Off to Greece he goes, but has Bannon tagging along behind. In Greece they investigate, intimidate local gangsters, hook up with old friends, reconnect with local fixers and basically run through all the cliches of standard ex-CIA operative movies. Bannon is young and inexperienced, never before in the field, except when she has to be a steely-eyed skilled agent. Vail is a capable, always two steps ahead veteran of spy craft, except when he is outsmarted by goofy gangsters in terrible suits. O'Malley is a by the books company man, except when they want us to believe he may be compromised, or... not. Vail has to stop Radek before he kills more innocent reporters and blames it on the CIA which could destabilize US relations in the rest of the world. Except Vail believes the CIA is responsible for Bad Things, but... oh, whatever, its not like the script understands any motivations beyond what is happening scene to scene.

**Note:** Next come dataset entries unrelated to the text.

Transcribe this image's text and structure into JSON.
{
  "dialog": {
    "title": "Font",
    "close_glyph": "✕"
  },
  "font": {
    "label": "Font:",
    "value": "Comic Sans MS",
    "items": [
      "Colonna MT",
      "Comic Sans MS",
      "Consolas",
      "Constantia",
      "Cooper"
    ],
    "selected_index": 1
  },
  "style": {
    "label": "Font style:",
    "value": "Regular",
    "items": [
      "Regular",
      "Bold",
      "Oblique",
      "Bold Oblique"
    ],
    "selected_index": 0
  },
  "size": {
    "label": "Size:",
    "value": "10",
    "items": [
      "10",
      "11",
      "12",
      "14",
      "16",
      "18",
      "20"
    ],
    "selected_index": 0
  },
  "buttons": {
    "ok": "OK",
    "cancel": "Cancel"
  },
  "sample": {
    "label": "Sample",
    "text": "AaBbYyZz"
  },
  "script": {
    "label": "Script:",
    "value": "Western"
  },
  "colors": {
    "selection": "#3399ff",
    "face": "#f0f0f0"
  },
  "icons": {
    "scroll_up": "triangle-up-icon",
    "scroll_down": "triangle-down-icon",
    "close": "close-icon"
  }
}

In general, I enjoy when these movies are completely cookie cutter but make sense, internally. This one just seemed to dance from cliche to cliche, abandoning logic to just pump out a product. Even the whole premise of him being a bricklayer is a thinly used gimmick. Much of the elements that made me cock my head to the side and go "huh?" have faded from memory already, but suffice to say, even for my standards, this one was below par.